The first obvious advantage of becoming a professional trader is the potential financial profits that you can gain. As most people already know, buying and selling assets is one of the most lucrative businesses known to man. Although different assets have different leverage potentials, it is a fact that even those that are not leveraged can lead to significantly large gains. You should primarily learn about trading because of the opportunity to gain the kind of financial freedom that you and your children can enjoy for years to come.

On top of improving your finances, market investments can also change the way you live your life. They can give you freedom from the rigid structures of office work and politics. Never again will you have to deal with limiting work obligations and difficult co-workers.

A reputable course can also teach you to be more specific. On top of your general motivation to earn more, you will also be taught the importance of creating specific objectives that can push you close to success and how to make sure you achieve them.

Control of Your Path

Once you become convinced of the advantages of learning to trade, a good educational course can also give you the power to determine your path. It can be very convenient for you to simply entrust your money to an account manager or pay for the advice of a full service stock broker.

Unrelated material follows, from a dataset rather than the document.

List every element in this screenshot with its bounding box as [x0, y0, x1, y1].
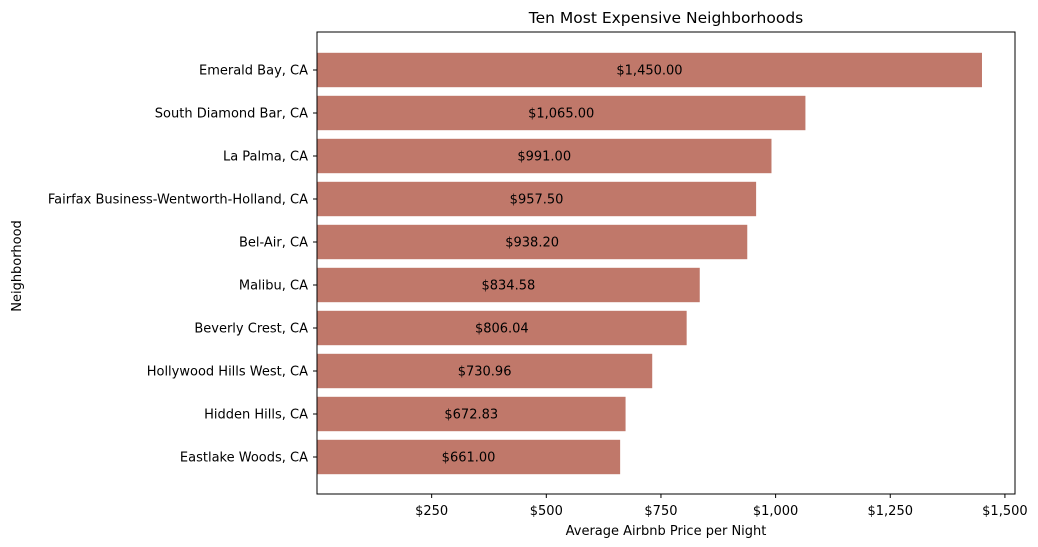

Experts can make up for your technical limitations. Managed account experts can fully take charge of investing your cash while full assistance brokers can give you advice if you prefer to trade on your own but don’t know how. Obviously though, expert help can sometimes leave you in the dark when it comes to determining exactly what should happen to your money. Add to this the disadvantage of having to listen to contradictory pieces of advice. Learn how to trade so you can call the shots yourself.

Logical Approach

There is a common misconception that putting your money on any of the different markets is similar to putting your fate on the hands of chance. This is not entirely correct. There are factors that you can manage successfully to make sure you have a better shot at making solid profits. A learning guide can teach you how to master your emotions and thoughts so you can approach trading more logically. Moreover, expert instruction can give you the right skills to identify your risk levels and rationally abide by the rules that you set to avoid losses that go beyond the risk criteria that you determine.

There is every reason to learn how to trade. This is the one key that can truly give you the life that you want and deserve. Fortunately, you can now educate yourself without having to enroll in a full school course. Expertly made short courses are all within reach of eager and interested investors.